Builds on the concepts introduced in CHEM 201 by studying the reactivity of other classes of compounds including aromatic, unsaturated, alcohols, ethers, carbonyl derivatives and nitrogen-containing compounds. Nuclear magnetic resonance (NMR) will be studied. Basic total synthesis will be covered throughout the semester as new reactions are introduced. Required laboratory.
Explores the structures, properties and chemical reactivity of the elements and of many compounds. This course builds upon the principles that have been introduced in general chemistry and will enhance understanding of atomic structure and bonding models, periodic trends and molecular symmetry, including molecular orbitals. These concepts are directly applicable to organic and biochemistry and environmental science.
Studies the concepts and methods of classical thermodynamics and their application to chemical systems including: chemical reactions, phase changes, solubility, equilibrium, kinetics and electrochemistry.
Develops the mathematical and conceptual foundations of quantum mechanics. Includes applications of quantum theory to atomic and molecular spectroscopy. Group theory will be introduced and then applied to atomic and molecular structure and motion, rotational, vibrational and electronic spectra.
Examines classical and modern methods of chemical analysis. Emphasis is placed on chemical equilibrium, titrimetry and selected analytical applications of instrumental methods, including visible, infrared, fluorescence spectroscopy, gas chromatography and electro-chemistry. Required laboratory focuses on analytical techniques.

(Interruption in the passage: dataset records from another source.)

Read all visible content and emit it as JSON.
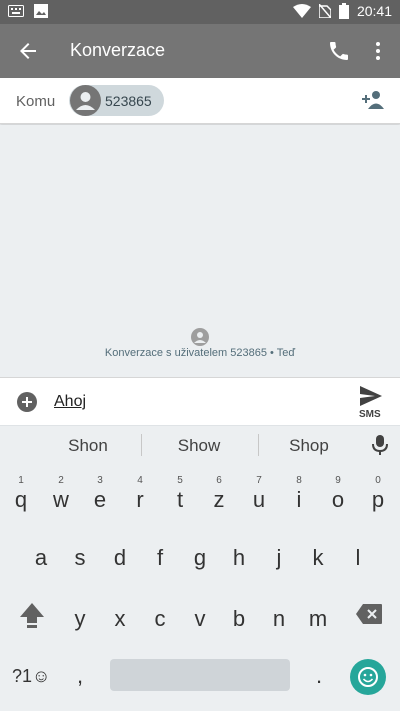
{
  "status_bar": {
    "time": "20:41"
  },
  "app_bar": {
    "title": "Konverzace"
  },
  "recipient": {
    "label": "Komu",
    "chip_text": "523865"
  },
  "conversation": {
    "info": "Konverzace s uživatelem 523865 • Teď"
  },
  "compose": {
    "value": "Ahoj",
    "send_type": "SMS"
  },
  "suggestions": [
    "Shon",
    "Show",
    "Shop"
  ],
  "keyboard": {
    "row1": [
      {
        "hint": "1",
        "char": "q"
      },
      {
        "hint": "2",
        "char": "w"
      },
      {
        "hint": "3",
        "char": "e"
      },
      {
        "hint": "4",
        "char": "r"
      },
      {
        "hint": "5",
        "char": "t"
      },
      {
        "hint": "6",
        "char": "z"
      },
      {
        "hint": "7",
        "char": "u"
      },
      {
        "hint": "8",
        "char": "i"
      },
      {
        "hint": "9",
        "char": "o"
      },
      {
        "hint": "0",
        "char": "p"
      }
    ],
    "row2": [
      "a",
      "s",
      "d",
      "f",
      "g",
      "h",
      "j",
      "k",
      "l"
    ],
    "row3": [
      "y",
      "x",
      "c",
      "v",
      "b",
      "n",
      "m"
    ],
    "symbols_label": "?1☺",
    "comma": ",",
    "period": "."
  },
  "icons": {
    "back": "arrow-back-icon",
    "call": "phone-icon",
    "more": "more-vert-icon",
    "add_person": "person-add-icon",
    "attach": "add-circle-icon",
    "send": "send-icon",
    "mic": "mic-icon",
    "shift": "shift-icon",
    "backspace": "backspace-icon",
    "emoji": "emoji-icon"
  },
  "colors": {
    "app_bar": "#757575",
    "status_bar": "#616161",
    "emoji_button": "#26a69a"
  }
}
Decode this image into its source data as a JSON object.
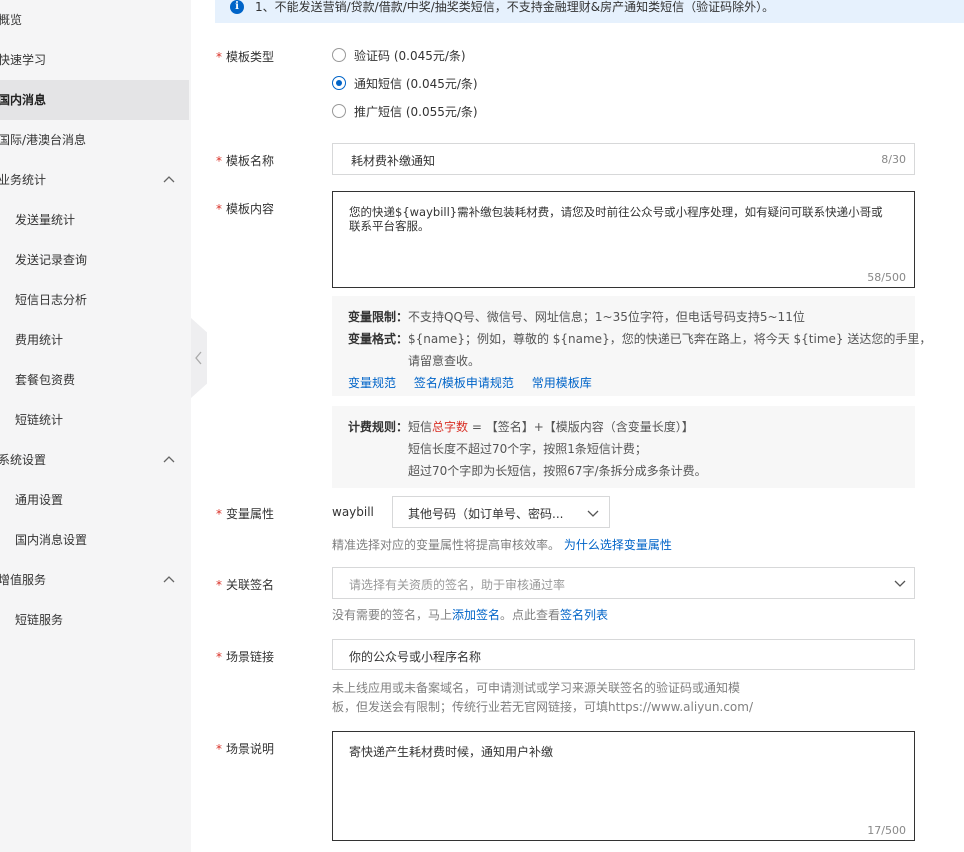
{
  "sidebar": {
    "items": [
      {
        "label": "概览"
      },
      {
        "label": "快速学习"
      },
      {
        "label": "国内消息"
      },
      {
        "label": "国际/港澳台消息"
      },
      {
        "label": "业务统计"
      },
      {
        "label": "发送量统计"
      },
      {
        "label": "发送记录查询"
      },
      {
        "label": "短信日志分析"
      },
      {
        "label": "费用统计"
      },
      {
        "label": "套餐包资费"
      },
      {
        "label": "短链统计"
      },
      {
        "label": "系统设置"
      },
      {
        "label": "通用设置"
      },
      {
        "label": "国内消息设置"
      },
      {
        "label": "增值服务"
      },
      {
        "label": "短链服务"
      }
    ],
    "active": "国内消息"
  },
  "notice": {
    "text": "1、不能发送营销/贷款/借款/中奖/抽奖类短信，不支持金融理财&房产通知类短信（验证码除外）。"
  },
  "form": {
    "required_mark": "*",
    "template_type": {
      "label": "模板类型",
      "options": [
        {
          "label": "验证码 (0.045元/条)",
          "selected": false
        },
        {
          "label": "通知短信 (0.045元/条)",
          "selected": true
        },
        {
          "label": "推广短信 (0.055元/条)",
          "selected": false
        }
      ]
    },
    "template_name": {
      "label": "模板名称",
      "value": "耗材费补缴通知",
      "counter": "8/30"
    },
    "template_content": {
      "label": "模板内容",
      "value_line1": "您的快递${waybill}需补缴包装耗材费，请您及时前往公众号或小程序处理，如有疑问可联系快递小哥或",
      "value_line2": "联系平台客服。",
      "counter": "58/500"
    },
    "rules": {
      "var_limit_label": "变量限制：",
      "var_limit_text": "不支持QQ号、微信号、网址信息；1~35位字符，但电话号码支持5~11位",
      "var_format_label": "变量格式：",
      "var_format_text1": "${name}；例如，尊敬的 ${name}，您的快递已飞奔在路上，将今天 ${time} 送达您的手里，",
      "var_format_text2": "请留意查收。",
      "links": [
        "变量规范",
        "签名/模板申请规范",
        "常用模板库"
      ]
    },
    "billing": {
      "label": "计费规则：",
      "line1_a": "短信",
      "line1_red": "总字数",
      "line1_b": " = 【签名】+【模版内容（含变量长度）】",
      "line2": "短信长度不超过70个字，按照1条短信计费；",
      "line3": "超过70个字即为长短信，按照67字/条拆分成多条计费。"
    },
    "var_attr": {
      "label": "变量属性",
      "var_name": "waybill",
      "select_value": "其他号码（如订单号、密码...",
      "hint": "精准选择对应的变量属性将提高审核效率。",
      "hint_link": "为什么选择变量属性"
    },
    "signature": {
      "label": "关联签名",
      "placeholder": "请选择有关资质的签名，助于审核通过率",
      "hint_a": "没有需要的签名，马上",
      "hint_link1": "添加签名",
      "hint_b": "。点此查看",
      "hint_link2": "签名列表"
    },
    "scene_link": {
      "label": "场景链接",
      "value": "你的公众号或小程序名称",
      "hint1": "未上线应用或未备案域名，可申请测试或学习来源关联签名的验证码或通知模",
      "hint2": "板，但发送会有限制；传统行业若无官网链接，可填https://www.aliyun.com/"
    },
    "scene_desc": {
      "label": "场景说明",
      "value": "寄快递产生耗材费时候，通知用户补缴",
      "counter": "17/500"
    }
  },
  "colors": {
    "primary": "#0064c8",
    "required": "#d93026",
    "sidebar_bg": "#f5f5f6",
    "notice_bg": "#e6f1fd"
  }
}
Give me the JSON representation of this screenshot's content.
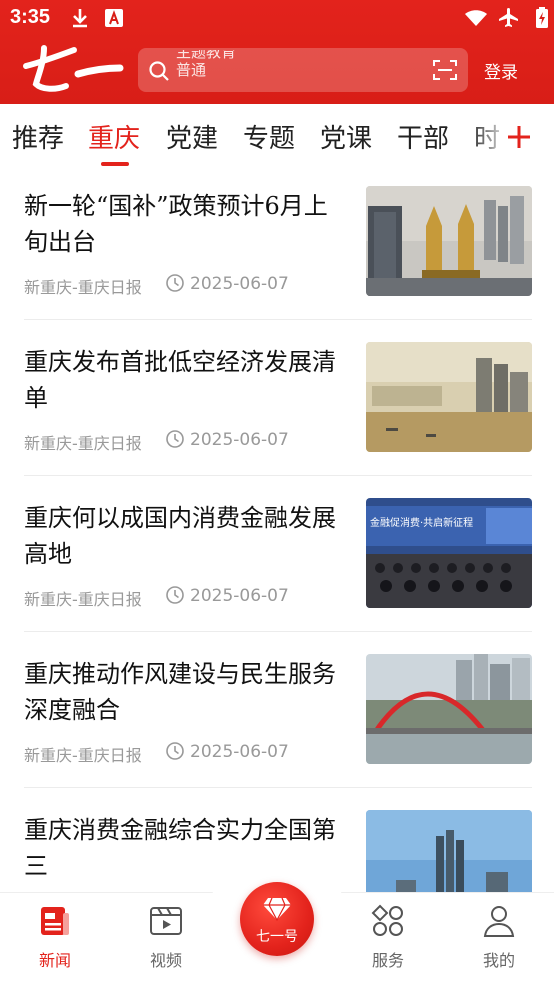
{
  "status": {
    "time": "3:35"
  },
  "header": {
    "logo_text": "七一",
    "search_placeholder_line1": "主题教育",
    "search_placeholder_line2": "普通",
    "login_label": "登录"
  },
  "tabs": [
    {
      "label": "推荐",
      "active": false
    },
    {
      "label": "重庆",
      "active": true
    },
    {
      "label": "党建",
      "active": false
    },
    {
      "label": "专题",
      "active": false
    },
    {
      "label": "党课",
      "active": false
    },
    {
      "label": "干部",
      "active": false
    },
    {
      "label": "时",
      "active": false
    }
  ],
  "news": [
    {
      "title": "新一轮“国补”政策预计6月上旬出台",
      "source": "新重庆-重庆日报",
      "date": "2025-06-07",
      "image": "city-skyline-towers"
    },
    {
      "title": "重庆发布首批低空经济发展清单",
      "source": "新重庆-重庆日报",
      "date": "2025-06-07",
      "image": "river-city-haze"
    },
    {
      "title": "重庆何以成国内消费金融发展高地",
      "source": "新重庆-重庆日报",
      "date": "2025-06-07",
      "image": "conference-hall",
      "image_banner": "金融促消费·共启新征程"
    },
    {
      "title": "重庆推动作风建设与民生服务深度融合",
      "source": "新重庆-重庆日报",
      "date": "2025-06-07",
      "image": "red-arch-bridge"
    },
    {
      "title": "重庆消费金融综合实力全国第三",
      "source": "",
      "date": "",
      "image": "skyline-blue-sky"
    }
  ],
  "bottom_nav": [
    {
      "label": "新闻",
      "icon": "news-icon",
      "active": true
    },
    {
      "label": "视频",
      "icon": "video-icon",
      "active": false
    },
    {
      "label": "七一号",
      "icon": "gem-icon",
      "active": false
    },
    {
      "label": "服务",
      "icon": "grid-icon",
      "active": false
    },
    {
      "label": "我的",
      "icon": "user-icon",
      "active": false
    }
  ],
  "colors": {
    "brand_red": "#e3231c",
    "text": "#111111",
    "meta": "#999999"
  }
}
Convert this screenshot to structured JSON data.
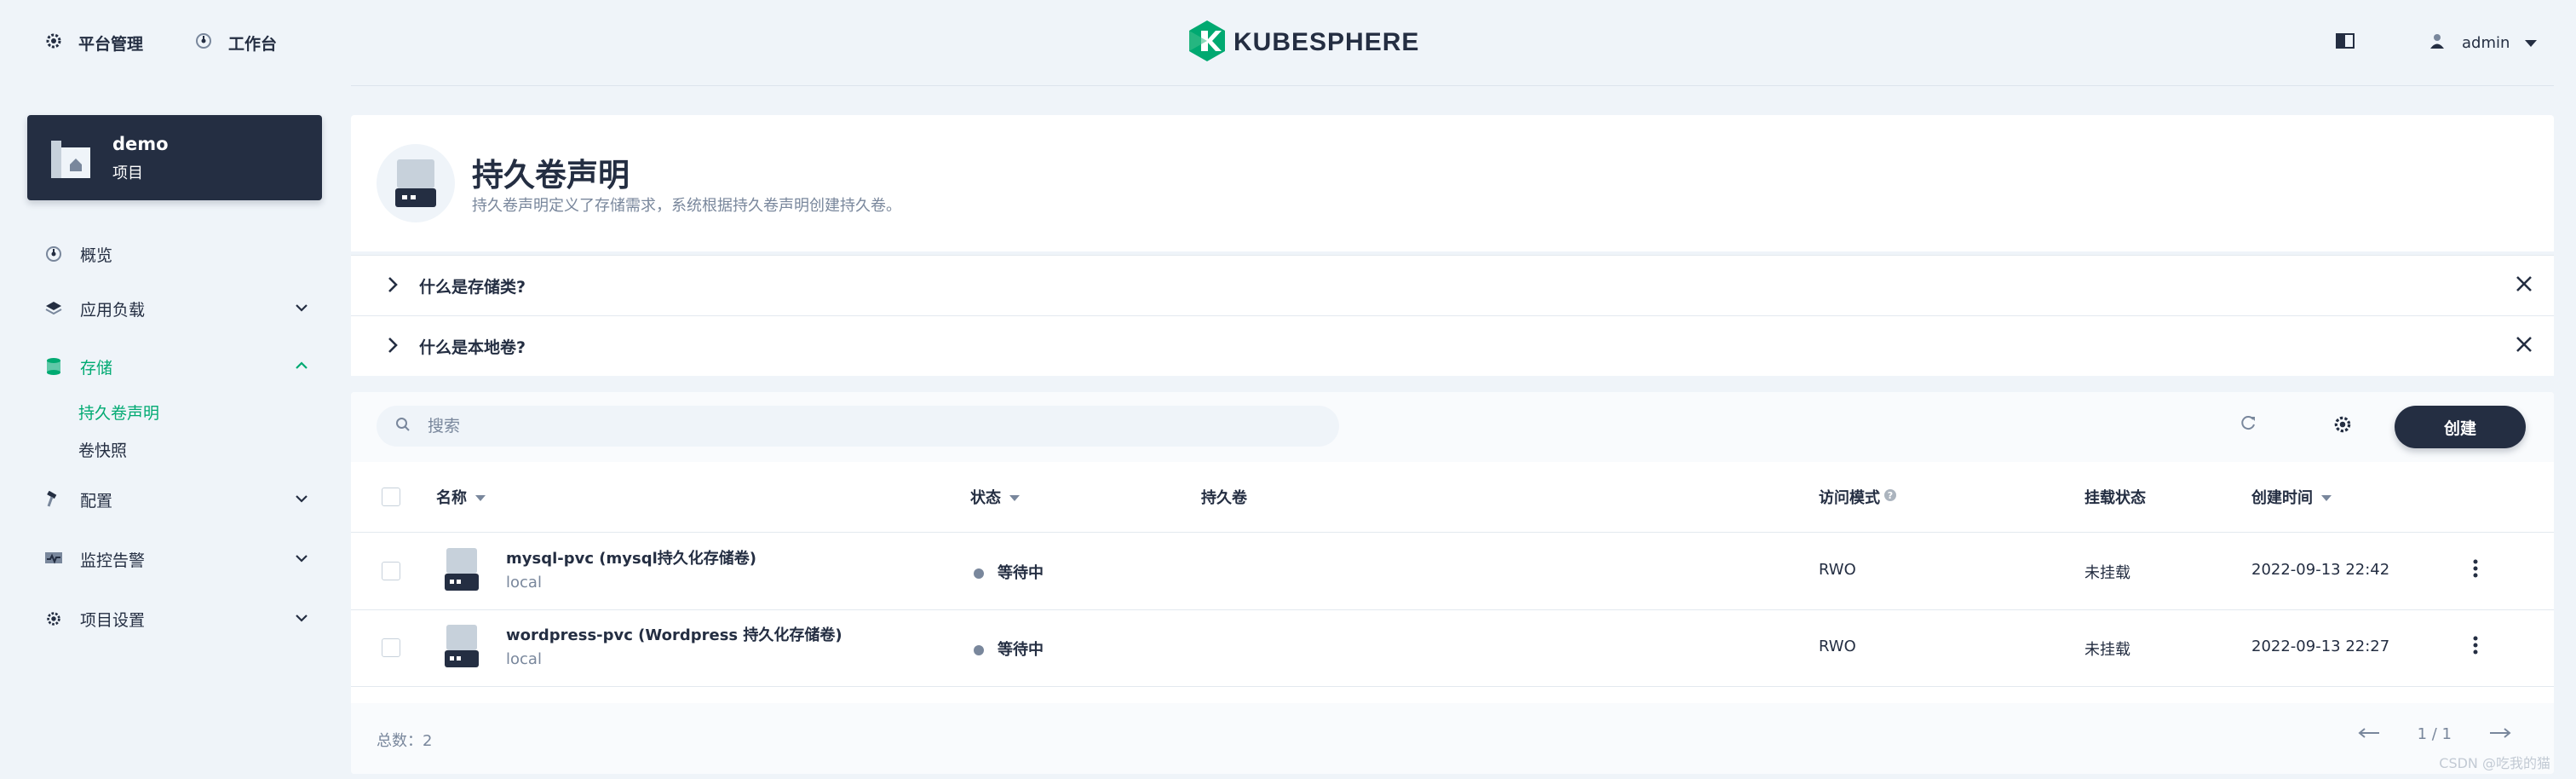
{
  "topbar": {
    "platform_label": "平台管理",
    "workbench_label": "工作台",
    "logo_text": "KUBESPHERE",
    "user_name": "admin"
  },
  "project": {
    "name": "demo",
    "type": "项目"
  },
  "sidebar": {
    "items": [
      {
        "label": "概览"
      },
      {
        "label": "应用负载"
      },
      {
        "label": "存储"
      },
      {
        "label": "配置"
      },
      {
        "label": "监控告警"
      },
      {
        "label": "项目设置"
      }
    ],
    "storage_sub": [
      {
        "label": "持久卷声明"
      },
      {
        "label": "卷快照"
      }
    ]
  },
  "banner": {
    "title": "持久卷声明",
    "description": "持久卷声明定义了存储需求，系统根据持久卷声明创建持久卷。"
  },
  "tips": [
    {
      "label": "什么是存储类?"
    },
    {
      "label": "什么是本地卷?"
    }
  ],
  "toolbar": {
    "search_placeholder": "搜索",
    "create_label": "创建"
  },
  "table": {
    "columns": {
      "name": "名称",
      "status": "状态",
      "volume": "持久卷",
      "access_mode": "访问模式",
      "mount_status": "挂载状态",
      "created": "创建时间"
    },
    "rows": [
      {
        "name": "mysql-pvc (mysql持久化存储卷)",
        "storage_class": "local",
        "status": "等待中",
        "volume": "",
        "access_mode": "RWO",
        "mount_status": "未挂载",
        "created": "2022-09-13 22:42"
      },
      {
        "name": "wordpress-pvc (Wordpress 持久化存储卷)",
        "storage_class": "local",
        "status": "等待中",
        "volume": "",
        "access_mode": "RWO",
        "mount_status": "未挂载",
        "created": "2022-09-13 22:27"
      }
    ]
  },
  "footer": {
    "total": "总数：2",
    "page": "1 / 1"
  },
  "watermark": "CSDN @吃我的猫",
  "colors": {
    "accent": "#00aa72",
    "dark": "#242e42",
    "muted": "#79879c",
    "background": "#eff4f9"
  }
}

Explores the chemistry of drug design, synthesis and action. The methods used to design potential new drug molecules will be discussed as well as how they are either isolated from natural sources or created in the laboratory.
Covers current topics in chemistry including: bioinorganic chemistry, bioorganic chemistry, forensic chemistry and physical chemistry. Depending on the topic, laboratory exercises could be conducted as part of the course content. This course does not require an independent project.
Examines bulk macroscopic and microscopic properties of matter. Topics include computer applications to statistical methods and data analysis, glass blowing and techniques of experimental physical chemistry.
Introduces the student to a variety of advanced methods in the synthesis and characterization of organic and inorganic compounds. A wide range of compounds will be synthesized, including organic compounds, bioinorganic compounds, transition-metal complexes, and coordination compounds.
Explores the role of instruments in chemical research. The theory and hands-on experience of a variety of analytical instruments will be covered. These include: ultraviolet, visible, fluorescence and infrared spectroscopic instrumentation as well as high pressure liquid chromatography (HPLC) and gas chromatography (GC). This course is laboratory-based with minimal lecture.
Covers current topics in chemistry including: bioinorganic chemistry, bioorganic chemistry, forensic chemistry and physical chemistry. Depending on the topic, laboratory exercises could be conducted as part of the course content. This course requires an independent project.
Provides the student with a deeper understanding of some of the concepts and reactions that are discussed in CHEM 201 and CHEM 202. The course also introduces new reactions such as the Aldol, Clasien Rearrangement and Ene reactions. The role of these reactions in the total synthesis of natural products is also explored. Current topics in organic chemistry will be discussed.
Presents current topics in chemistry. Primary literature articles will be assigned and discussed in class. Enrolled students will present topics of their choice. Attendance at academic lectures at other colleges/universities is possible.
For chemistry majors who wish to conduct an independent project on a specific topic in chemistry. The project will be supervised by a faculty member. The course requires a final scholarly report detailing the finding of the project. This course may be taken more than once for lengthy projects.
Offers the upper-level chemistry major an opportunity to practice chemistry in an appropriate professional situation. The student will work with a faculty sponsor and an off-campus supervisor in gaining experience significant to the major.